Fabcity Dashboard, pour les labs d’aujourd’hui et les villes de demain

Les fablabs aident-ils les métropoles à devenir résilientes? Comment mesurer l’apport du mouvement au développement urbain? Retour d’expérience sur le Fabcity Dashboard par Julien Paris après dix jours à Madrid au rendez-vous Visualizar.

Visualizar 2016 au Medialab Prado de Madrid s’est achevé le 5 octobre 2016 après dix jours de conférences, d’ateliers dirigés, de rencontres, de bonne humeur, et surtout de développement intensif d’applications visant à questionner l’usage des données ouvertes.

Massimo Menichinelli et Mariana Quintero (tous deux du Fablab Barcelona) et moi-même (envoyé par Makery et l’association Ping dans le cadre de leur collaboration), avons travaillé sur le projet de Fabcity Dashboard, un chantier où se croisent des réflexions sur l’apport des fablabs à l’économie des villes et des questions plus larges sur les mutations des territoires dans les décennies à venir.
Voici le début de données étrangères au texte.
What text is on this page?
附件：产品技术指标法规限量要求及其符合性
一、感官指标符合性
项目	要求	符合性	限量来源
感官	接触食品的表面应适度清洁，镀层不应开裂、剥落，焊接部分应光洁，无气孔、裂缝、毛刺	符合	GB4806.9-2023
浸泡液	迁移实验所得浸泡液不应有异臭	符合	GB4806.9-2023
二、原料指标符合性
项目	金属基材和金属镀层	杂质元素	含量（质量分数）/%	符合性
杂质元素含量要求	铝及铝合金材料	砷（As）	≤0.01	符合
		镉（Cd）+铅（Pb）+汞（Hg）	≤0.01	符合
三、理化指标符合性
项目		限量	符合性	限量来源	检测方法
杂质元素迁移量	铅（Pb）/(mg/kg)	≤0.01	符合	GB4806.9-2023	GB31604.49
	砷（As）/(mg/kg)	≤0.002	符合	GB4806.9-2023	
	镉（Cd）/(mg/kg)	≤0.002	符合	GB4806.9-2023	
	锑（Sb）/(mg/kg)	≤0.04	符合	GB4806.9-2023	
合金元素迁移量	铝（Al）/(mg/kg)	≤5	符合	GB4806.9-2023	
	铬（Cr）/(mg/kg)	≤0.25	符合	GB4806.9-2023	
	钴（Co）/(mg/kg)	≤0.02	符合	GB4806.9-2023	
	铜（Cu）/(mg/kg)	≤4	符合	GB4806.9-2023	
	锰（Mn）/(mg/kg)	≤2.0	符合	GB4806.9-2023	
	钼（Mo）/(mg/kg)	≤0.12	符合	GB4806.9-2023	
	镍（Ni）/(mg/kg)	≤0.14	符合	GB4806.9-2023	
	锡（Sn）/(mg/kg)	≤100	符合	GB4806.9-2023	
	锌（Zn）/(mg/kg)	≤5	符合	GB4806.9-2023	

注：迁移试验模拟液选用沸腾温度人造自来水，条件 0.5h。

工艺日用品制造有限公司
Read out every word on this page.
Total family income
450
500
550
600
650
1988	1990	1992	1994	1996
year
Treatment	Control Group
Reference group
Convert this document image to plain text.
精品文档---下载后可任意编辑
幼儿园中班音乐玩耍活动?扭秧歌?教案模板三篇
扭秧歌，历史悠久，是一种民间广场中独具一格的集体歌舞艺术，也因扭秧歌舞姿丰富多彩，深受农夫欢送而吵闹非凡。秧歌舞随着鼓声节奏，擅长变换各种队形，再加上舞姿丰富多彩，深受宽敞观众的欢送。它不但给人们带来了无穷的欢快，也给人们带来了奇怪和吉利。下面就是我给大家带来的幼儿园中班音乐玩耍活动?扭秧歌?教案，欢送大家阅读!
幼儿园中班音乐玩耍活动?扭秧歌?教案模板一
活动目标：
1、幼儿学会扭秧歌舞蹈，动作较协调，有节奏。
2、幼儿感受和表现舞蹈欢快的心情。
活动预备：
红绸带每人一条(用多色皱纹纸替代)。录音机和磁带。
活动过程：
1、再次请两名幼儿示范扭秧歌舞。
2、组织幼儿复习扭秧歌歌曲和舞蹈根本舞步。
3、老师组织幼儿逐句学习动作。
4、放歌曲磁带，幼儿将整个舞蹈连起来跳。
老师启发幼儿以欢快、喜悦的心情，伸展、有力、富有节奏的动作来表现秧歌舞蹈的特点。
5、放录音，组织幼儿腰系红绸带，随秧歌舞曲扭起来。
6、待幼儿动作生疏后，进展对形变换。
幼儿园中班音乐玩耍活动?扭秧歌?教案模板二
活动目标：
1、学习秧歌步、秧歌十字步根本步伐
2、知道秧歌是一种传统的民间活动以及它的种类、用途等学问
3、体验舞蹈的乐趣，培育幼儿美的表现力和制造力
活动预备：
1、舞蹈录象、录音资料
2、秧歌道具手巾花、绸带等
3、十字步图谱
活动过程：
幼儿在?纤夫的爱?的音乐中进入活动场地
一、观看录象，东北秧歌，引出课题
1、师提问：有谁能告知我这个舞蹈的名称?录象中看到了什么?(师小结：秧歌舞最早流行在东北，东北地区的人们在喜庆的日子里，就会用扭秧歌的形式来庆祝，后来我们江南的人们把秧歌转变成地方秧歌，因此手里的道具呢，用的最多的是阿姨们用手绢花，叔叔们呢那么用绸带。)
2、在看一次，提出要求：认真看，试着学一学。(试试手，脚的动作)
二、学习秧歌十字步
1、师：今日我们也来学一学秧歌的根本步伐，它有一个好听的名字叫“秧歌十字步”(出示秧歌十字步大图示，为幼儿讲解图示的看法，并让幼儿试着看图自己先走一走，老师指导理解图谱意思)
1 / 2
A Madrid, le trio de choc de Fabcity Dashboard (de g. à dr.): Massimo Menichinelli, Mariana Quintero, et moi. © Medialab Prado

Un outil pour les fablabs et pour les villes en transition

Fabcity Dashboard, proposé par le directeur du Fablab Barcelona Tomas Diez, rentre dans le cadre de l’initiative Fabcity. Il s’agissait à Madrid d’entamer la réflexion sur le rôle des labs (entendre ici fablabs, hackerspaces, biolabs, livinglabs, etc.) dans le développement futur des villes (envisagées comme des fabcities) à l’échelle mondiale. Ce qui n’est pas sans poser de profonds problèmes conceptuels et méthodologiques.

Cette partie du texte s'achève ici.